Vistos, relatados e discutidos estes autos de AGRAVO DE INSTRUMENTO n° 417.183-5/8-00, da Comarca de LIMEIRA, em que é agravante CNARA MUNICIPAL DE LIMEIRA sendo agravado MINISTÉRIO PÚBLICO:

ACORDAM, em Sexta Câmara de Direito Público do Tribunal de Justiça do Estado de São Paulo, proferir a seguinte decisão: “NEGARAM PROVIMENTO AO RECURSO, V.U.”, de conformidade com o voto do Relator, que integra este acórdão.

O julgamento teve a participação dos Desembargadores JOSÉ HABICE (Presidente), OLIVEIRA SANTOS.

São Paulo, 13 de fevereiro de 2006.

Moreira de Carvalho

Relator

PODER JUDICIÁRIO
TRIBUNAL DE JUSTIÇA DO ESTADO DE SÃO PAULO

Comarca: Limeira

Agravante:CÂMARA MUNICIPAL DE LIMEIRA

Agravada: MINISTÉRIO PÚBLICO

AÇÃO CIVIL PÚBLICA Liminar concedida para determinar a suspensão dos servidores da Câmara Municipal do exercício de suas funções com prejuízo da remuneração Agravo objetivando a revogação da liminar concedida Existência de indícios que a conduta praticada pela agravante está afastada de uma proposição básica ou de um princípio reitor dos atos da Administração Pública - Possibilidade de concessão da liminar para proteger as finanças públicas Decisão mantida Recurso desprovido.”


VOTO 626

Agravo de instrumento interposto contra a r. decisão que, em ação civil pública, acolhendo o pedido o Ministério Público concedeu liminar consistente na suspensão dos servidores camarários do exercício de suas funções com prejuízo da remuneração, sob o fundamento de haver relação de parentesco entre os vereadores e os servidores camarários.

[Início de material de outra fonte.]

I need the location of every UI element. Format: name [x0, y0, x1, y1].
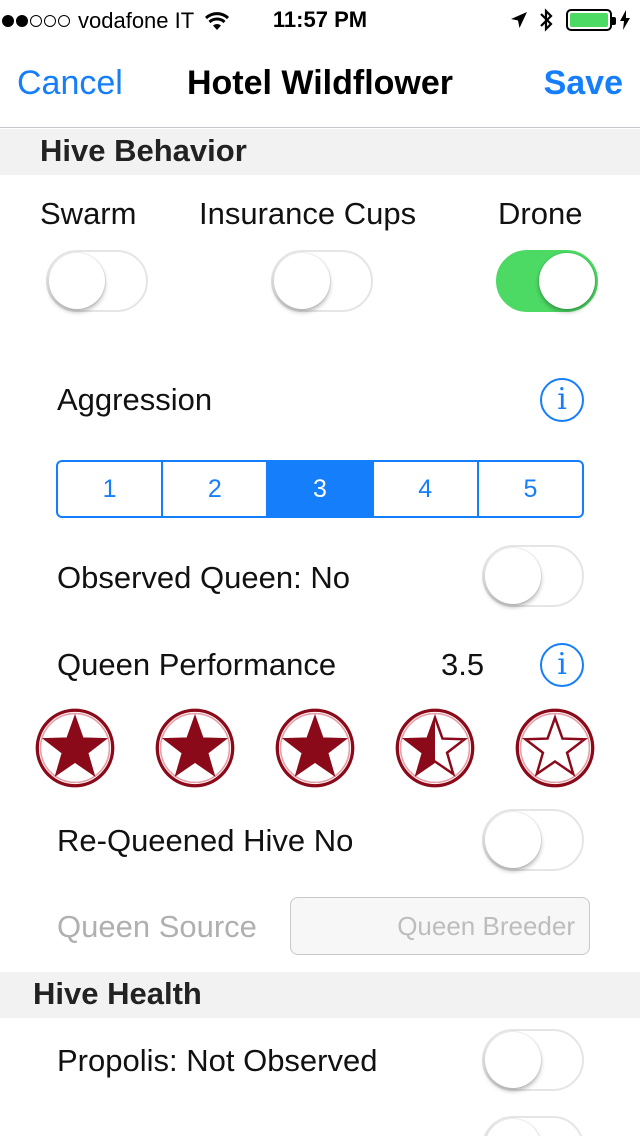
aggression-segment-2[interactable]: 2: [163, 462, 269, 516]
aggression-segment-3[interactable]: 3: [268, 462, 374, 516]
star-icon-4[interactable]: [394, 707, 476, 789]
star-icon-1[interactable]: [34, 707, 116, 789]
aggression-label: Aggression: [57, 382, 213, 417]
observed-queen-switch[interactable]: [482, 545, 584, 607]
insurance-cups-label: Insurance Cups: [199, 196, 417, 231]
aggression-segment-5[interactable]: 5: [479, 462, 582, 516]
switch-knob: [485, 548, 541, 604]
queen-source-input[interactable]: [291, 898, 589, 954]
propolis-switch[interactable]: [482, 1029, 584, 1091]
status-bar: vodafone IT 11:57 PM: [0, 0, 640, 40]
aggression-segmented-control: 1 2 3 4 5: [56, 460, 584, 518]
aggression-info-icon[interactable]: i: [540, 378, 584, 422]
requeened-hive-switch[interactable]: [482, 809, 584, 871]
drone-label: Drone: [498, 196, 583, 231]
battery-icon: [566, 9, 616, 31]
section-header-hive-health: Hive Health: [0, 972, 640, 1018]
location-arrow-icon: [511, 12, 527, 28]
queen-performance-value: 3.5: [441, 647, 485, 682]
section-header-hive-behavior: Hive Behavior: [0, 129, 640, 175]
star-icon-5[interactable]: [514, 707, 596, 789]
observed-queen-label: Observed Queen: No: [57, 560, 350, 595]
swarm-label: Swarm: [40, 196, 137, 231]
queen-performance-info-icon[interactable]: i: [540, 643, 584, 687]
navigation-bar: Cancel Hotel Wildflower Save: [0, 40, 640, 128]
aggression-segment-4[interactable]: 4: [374, 462, 479, 516]
section-title: Hive Health: [33, 976, 202, 1011]
next-row-switch[interactable]: [482, 1116, 584, 1136]
requeened-hive-label: Re-Queened Hive No: [57, 823, 354, 858]
switch-knob: [485, 812, 541, 868]
swarm-switch[interactable]: [46, 250, 148, 312]
aggression-segment-1[interactable]: 1: [58, 462, 164, 516]
drone-switch[interactable]: [496, 250, 598, 312]
propolis-label: Propolis: Not Observed: [57, 1043, 378, 1078]
switch-knob: [485, 1119, 541, 1136]
insurance-cups-switch[interactable]: [271, 250, 373, 312]
charging-bolt-icon: [620, 10, 630, 30]
save-button[interactable]: Save: [544, 64, 623, 103]
bluetooth-icon: [540, 8, 553, 32]
star-icon-3[interactable]: [274, 707, 356, 789]
switch-knob: [49, 253, 105, 309]
star-icon-2[interactable]: [154, 707, 236, 789]
queen-performance-label: Queen Performance: [57, 647, 337, 682]
switch-knob: [539, 253, 595, 309]
switch-knob: [274, 253, 330, 309]
section-title: Hive Behavior: [40, 133, 247, 168]
status-right: [510, 8, 630, 32]
queen-source-field: [290, 897, 590, 955]
switch-knob: [485, 1032, 541, 1088]
queen-source-label: Queen Source: [57, 909, 257, 944]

Aduz o agravante, em suma, que com base 20, da Lei n° 8.437/92, só é autorizado o afastamento de públicos de exercício de sua funções para a garantia da instruçõa, e esta questão não foi nem mesmo objeto de alegação pelo agravado e, assim mesmo, sem prejuízo da remuneração para não configurar, punição anterior á condenação. Assere que não existe proibição legal de nomeação de parentes de Vereadores em cargo de confiança. Afirma que a punição anterior á condenação, que é o caso dos autos fere os princípios do dite process of law e de presunção de inocência. Alega que o ato de nomeação obedece a forma legal do ato administrativo. Aduz, ainda, que não se pode aplicar por analogia ao caso em concreto as disposições do art. 118, § 5°, da LOM, por não se admitir interpretação extensiva a normas restritivas de direito e não se cuidar de caso idêntico ou semelhante dada a finalidade da norma, portanto, ausentes o fumus boni juris e o periculum in mora.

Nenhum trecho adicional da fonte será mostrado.